I'm asked to show that:$\newcommand{\arcosh}{\operatorname{arcosh}}$
$\int{x \arcosh x}dx = \frac{1}{4}(2x^2 -1)\arcosh x - \frac{1}{4}x\sqrt{x^2 -1} + C$
If I integrate by parts:
let $u = \arcosh x \Rightarrow \dfrac{du}{dx} = \dfrac{1}{\sqrt{x^2 -1}}$
and let $\dfrac{dv}{dx} = x \Rightarrow v = \frac{1}{2}x^2$
using the formula for integration by parts and rearranging gives:
$I = \frac{1}{2}x^2 \arcosh x - \frac{1}{2}\int{\sqrt{x^2 - 1} + \dfrac{1}{\sqrt{x^2 -1}}}dx$
If I use the substitution:
let $x = \cosh u$
Using this substitution and rearranging gives:
$I = \frac{1}{2}x^2 \arcosh x - \frac{1}{2}\int{\cosh^2 u} du$
$\Rightarrow I = \frac{1}{2}x^2 \arcosh x - \frac{1}{4}[\sinh u \cosh u + u] + C$
I want to find this in terms of $x$. To eliminate $u$, I will find $\sinh u$ in terms of $x$.
I know that $\cosh u = x$
$\Rightarrow \cosh^2 u = x^2$
$\Rightarrow \sinh^2 u + 1 = x^2$
$\Rightarrow \sinh^2 u = x^2 - 1$
$\Rightarrow \sinh u = \pm \sqrt{x^2 - 1}$
I can therefore say:
$I = \frac{1}{2}x^2 \arcosh x - \frac{1}{4}[\pm x\sqrt{x^2 - 1} + \arcosh x] + C$
$\Rightarrow I = \frac{1}{4}(2x^2 - 1)\arcosh x \pm \frac{1}{4}x\sqrt{x^2 - 1} + C$
Have I misunderstood something about $\sinh u$?
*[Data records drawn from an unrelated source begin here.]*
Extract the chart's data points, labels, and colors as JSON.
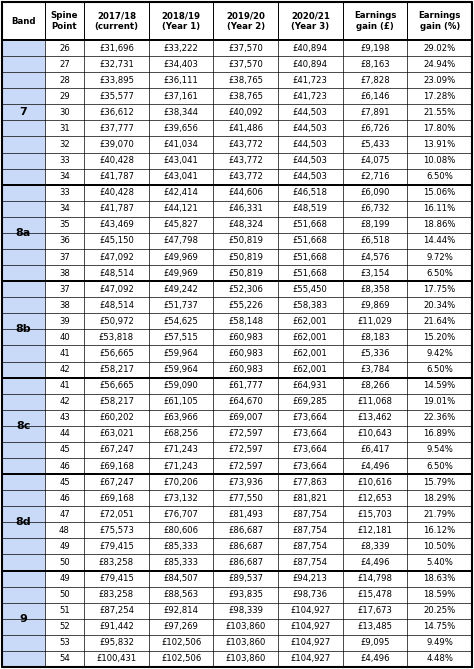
{
  "headers": [
    "Band",
    "Spine\nPoint",
    "2017/18\n(current)",
    "2018/19\n(Year 1)",
    "2019/20\n(Year 2)",
    "2020/21\n(Year 3)",
    "Earnings\ngain (£)",
    "Earnings\ngain (%)"
  ],
  "bands": [
    {
      "name": "7",
      "rows": [
        [
          "26",
          "£31,696",
          "£33,222",
          "£37,570",
          "£40,894",
          "£9,198",
          "29.02%"
        ],
        [
          "27",
          "£32,731",
          "£34,403",
          "£37,570",
          "£40,894",
          "£8,163",
          "24.94%"
        ],
        [
          "28",
          "£33,895",
          "£36,111",
          "£38,765",
          "£41,723",
          "£7,828",
          "23.09%"
        ],
        [
          "29",
          "£35,577",
          "£37,161",
          "£38,765",
          "£41,723",
          "£6,146",
          "17.28%"
        ],
        [
          "30",
          "£36,612",
          "£38,344",
          "£40,092",
          "£44,503",
          "£7,891",
          "21.55%"
        ],
        [
          "31",
          "£37,777",
          "£39,656",
          "£41,486",
          "£44,503",
          "£6,726",
          "17.80%"
        ],
        [
          "32",
          "£39,070",
          "£41,034",
          "£43,772",
          "£44,503",
          "£5,433",
          "13.91%"
        ],
        [
          "33",
          "£40,428",
          "£43,041",
          "£43,772",
          "£44,503",
          "£4,075",
          "10.08%"
        ],
        [
          "34",
          "£41,787",
          "£43,041",
          "£43,772",
          "£44,503",
          "£2,716",
          "6.50%"
        ]
      ]
    },
    {
      "name": "8a",
      "rows": [
        [
          "33",
          "£40,428",
          "£42,414",
          "£44,606",
          "£46,518",
          "£6,090",
          "15.06%"
        ],
        [
          "34",
          "£41,787",
          "£44,121",
          "£46,331",
          "£48,519",
          "£6,732",
          "16.11%"
        ],
        [
          "35",
          "£43,469",
          "£45,827",
          "£48,324",
          "£51,668",
          "£8,199",
          "18.86%"
        ],
        [
          "36",
          "£45,150",
          "£47,798",
          "£50,819",
          "£51,668",
          "£6,518",
          "14.44%"
        ],
        [
          "37",
          "£47,092",
          "£49,969",
          "£50,819",
          "£51,668",
          "£4,576",
          "9.72%"
        ],
        [
          "38",
          "£48,514",
          "£49,969",
          "£50,819",
          "£51,668",
          "£3,154",
          "6.50%"
        ]
      ]
    },
    {
      "name": "8b",
      "rows": [
        [
          "37",
          "£47,092",
          "£49,242",
          "£52,306",
          "£55,450",
          "£8,358",
          "17.75%"
        ],
        [
          "38",
          "£48,514",
          "£51,737",
          "£55,226",
          "£58,383",
          "£9,869",
          "20.34%"
        ],
        [
          "39",
          "£50,972",
          "£54,625",
          "£58,148",
          "£62,001",
          "£11,029",
          "21.64%"
        ],
        [
          "40",
          "£53,818",
          "£57,515",
          "£60,983",
          "£62,001",
          "£8,183",
          "15.20%"
        ],
        [
          "41",
          "£56,665",
          "£59,964",
          "£60,983",
          "£62,001",
          "£5,336",
          "9.42%"
        ],
        [
          "42",
          "£58,217",
          "£59,964",
          "£60,983",
          "£62,001",
          "£3,784",
          "6.50%"
        ]
      ]
    },
    {
      "name": "8c",
      "rows": [
        [
          "41",
          "£56,665",
          "£59,090",
          "£61,777",
          "£64,931",
          "£8,266",
          "14.59%"
        ],
        [
          "42",
          "£58,217",
          "£61,105",
          "£64,670",
          "£69,285",
          "£11,068",
          "19.01%"
        ],
        [
          "43",
          "£60,202",
          "£63,966",
          "£69,007",
          "£73,664",
          "£13,462",
          "22.36%"
        ],
        [
          "44",
          "£63,021",
          "£68,256",
          "£72,597",
          "£73,664",
          "£10,643",
          "16.89%"
        ],
        [
          "45",
          "£67,247",
          "£71,243",
          "£72,597",
          "£73,664",
          "£6,417",
          "9.54%"
        ],
        [
          "46",
          "£69,168",
          "£71,243",
          "£72,597",
          "£73,664",
          "£4,496",
          "6.50%"
        ]
      ]
    },
    {
      "name": "8d",
      "rows": [
        [
          "45",
          "£67,247",
          "£70,206",
          "£73,936",
          "£77,863",
          "£10,616",
          "15.79%"
        ],
        [
          "46",
          "£69,168",
          "£73,132",
          "£77,550",
          "£81,821",
          "£12,653",
          "18.29%"
        ],
        [
          "47",
          "£72,051",
          "£76,707",
          "£81,493",
          "£87,754",
          "£15,703",
          "21.79%"
        ],
        [
          "48",
          "£75,573",
          "£80,606",
          "£86,687",
          "£87,754",
          "£12,181",
          "16.12%"
        ],
        [
          "49",
          "£79,415",
          "£85,333",
          "£86,687",
          "£87,754",
          "£8,339",
          "10.50%"
        ],
        [
          "50",
          "£83,258",
          "£85,333",
          "£86,687",
          "£87,754",
          "£4,496",
          "5.40%"
        ]
      ]
    },
    {
      "name": "9",
      "rows": [
        [
          "49",
          "£79,415",
          "£84,507",
          "£89,537",
          "£94,213",
          "£14,798",
          "18.63%"
        ],
        [
          "50",
          "£83,258",
          "£88,563",
          "£93,835",
          "£98,736",
          "£15,478",
          "18.59%"
        ],
        [
          "51",
          "£87,254",
          "£92,814",
          "£98,339",
          "£104,927",
          "£17,673",
          "20.25%"
        ],
        [
          "52",
          "£91,442",
          "£97,269",
          "£103,860",
          "£104,927",
          "£13,485",
          "14.75%"
        ],
        [
          "53",
          "£95,832",
          "£102,506",
          "£103,860",
          "£104,927",
          "£9,095",
          "9.49%"
        ],
        [
          "54",
          "£100,431",
          "£102,506",
          "£103,860",
          "£104,927",
          "£4,496",
          "4.48%"
        ]
      ]
    }
  ],
  "band_bg": "#c9daf8",
  "border_color": "#000000",
  "figsize": [
    4.74,
    6.69
  ],
  "dpi": 100
}
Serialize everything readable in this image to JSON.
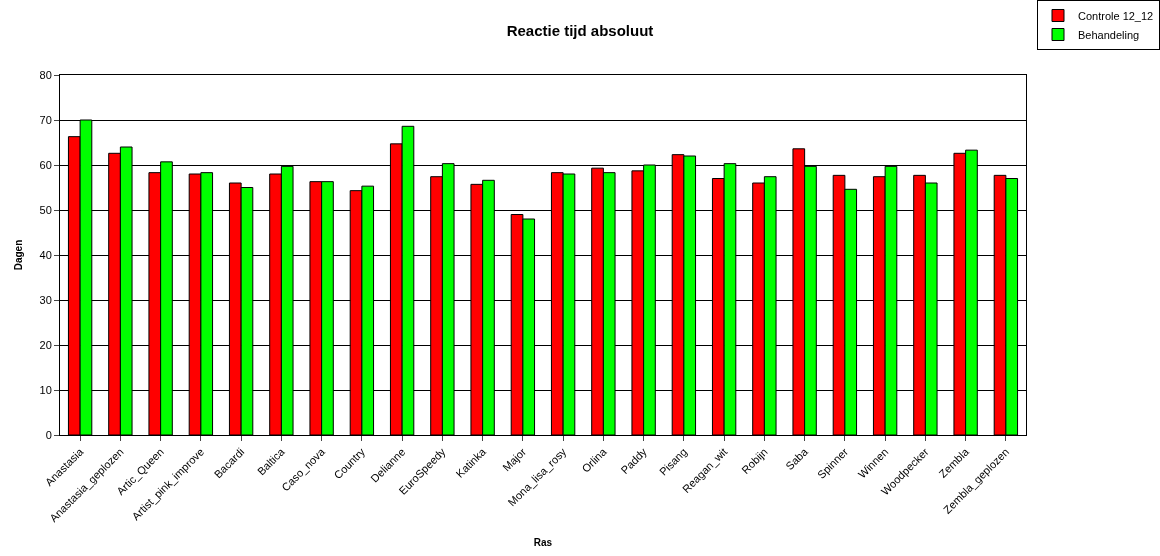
{
  "chart_data": {
    "type": "bar",
    "title": "Reactie tijd absoluut",
    "xlabel": "Ras",
    "ylabel": "Dagen",
    "categories": [
      "Anastasia",
      "Anastasia_geplozen",
      "Artic_Queen",
      "Artist_pink_improve",
      "Bacardi",
      "Baltica",
      "Caso_nova",
      "Country",
      "Delianne",
      "EuroSpeedy",
      "Katinka",
      "Major",
      "Mona_lisa_rosy",
      "Orlina",
      "Paddy",
      "Pisang",
      "Reagan_wit",
      "Robijn",
      "Saba",
      "Spinner",
      "Winnen",
      "Woodpecker",
      "Zembla",
      "Zembla_geplozen"
    ],
    "series": [
      {
        "name": "Controle 12_12",
        "color": "#ff0000",
        "values": [
          66.3,
          62.6,
          58.3,
          58.0,
          56.0,
          58.0,
          56.3,
          54.3,
          64.7,
          57.4,
          55.7,
          49.0,
          58.3,
          59.3,
          58.7,
          62.3,
          57.0,
          56.0,
          63.6,
          57.7,
          57.4,
          57.7,
          62.6,
          57.7
        ]
      },
      {
        "name": "Behandeling",
        "color": "#00ff00",
        "values": [
          70.0,
          64.0,
          60.7,
          58.3,
          55.0,
          59.7,
          56.3,
          55.3,
          68.6,
          60.3,
          56.6,
          48.0,
          58.0,
          58.3,
          60.0,
          62.0,
          60.3,
          57.4,
          59.7,
          54.6,
          59.7,
          56.0,
          63.3,
          57.0
        ]
      }
    ],
    "ylim": [
      0,
      80
    ],
    "yticks": [
      0,
      10,
      20,
      30,
      40,
      50,
      60,
      70,
      80
    ],
    "grid": "y",
    "legend": "top right"
  }
}
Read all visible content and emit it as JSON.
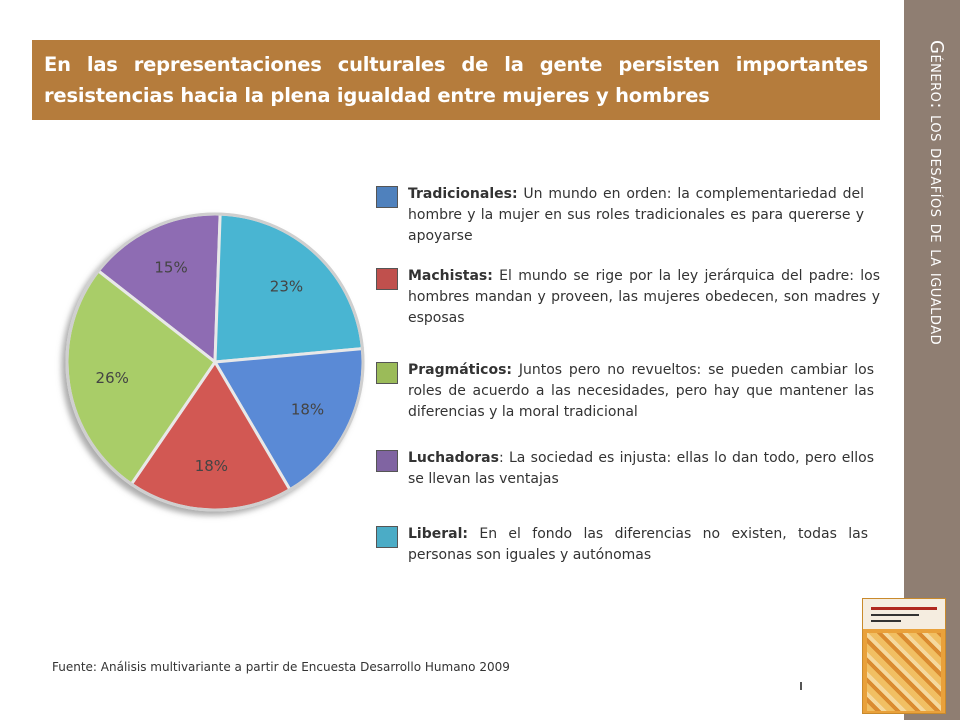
{
  "title": "En las representaciones culturales de la gente persisten importantes resistencias hacia la plena igualdad entre mujeres y hombres",
  "side_title": "Género: los desafíos de la igualdad",
  "source": "Fuente: Análisis multivariante a partir de Encuesta Desarrollo Humano 2009",
  "colors": {
    "title_bg": "#b57c3c",
    "side_band": "#8f7e72"
  },
  "chart_data": {
    "type": "pie",
    "slices": [
      {
        "label": "15%",
        "value": 15,
        "color": "#8e6cb3"
      },
      {
        "label": "23%",
        "value": 23,
        "color": "#48b5d2"
      },
      {
        "label": "18%",
        "value": 18,
        "color": "#5a8ad6"
      },
      {
        "label": "18%",
        "value": 18,
        "color": "#d25852"
      },
      {
        "label": "26%",
        "value": 26,
        "color": "#a9cd67"
      }
    ]
  },
  "legend": [
    {
      "name": "Tradicionales:",
      "desc": " Un mundo en orden: la complementariedad del hombre y la mujer en sus roles tradicionales es para quererse y apoyarse",
      "color": "#4f81bd"
    },
    {
      "name": "Machistas:",
      "desc": " El mundo se rige por la ley jerárquica del padre: los hombres mandan y proveen, las mujeres obedecen, son madres y esposas",
      "color": "#c0504d"
    },
    {
      "name": "Pragmáticos:",
      "desc": " Juntos pero no revueltos: se pueden cambiar los roles de acuerdo a las necesidades, pero hay que mantener las diferencias y la moral tradicional",
      "color": "#9bbb59"
    },
    {
      "name": "Luchadoras",
      "desc": ": La sociedad es injusta: ellas lo dan todo, pero ellos se llevan las ventajas",
      "color": "#8064a2"
    },
    {
      "name": "Liberal:",
      "desc": " En el fondo las diferencias no existen, todas las personas son iguales y autónomas",
      "color": "#4bacc6"
    }
  ]
}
Could someone please explain why I must ignore the negative option when square rooting $\sinh^2 u$?
Thank you.
$\sinh u$ is negative when $u$ is negative and positive otherwise whereas $\cosh u$ is always positive. Therefore, the same is true for $\cosh u\sinh u$. To transfer this property to $x \sqrt{x^2 -1}$, we take the square root to be positive and let $x$ do the job.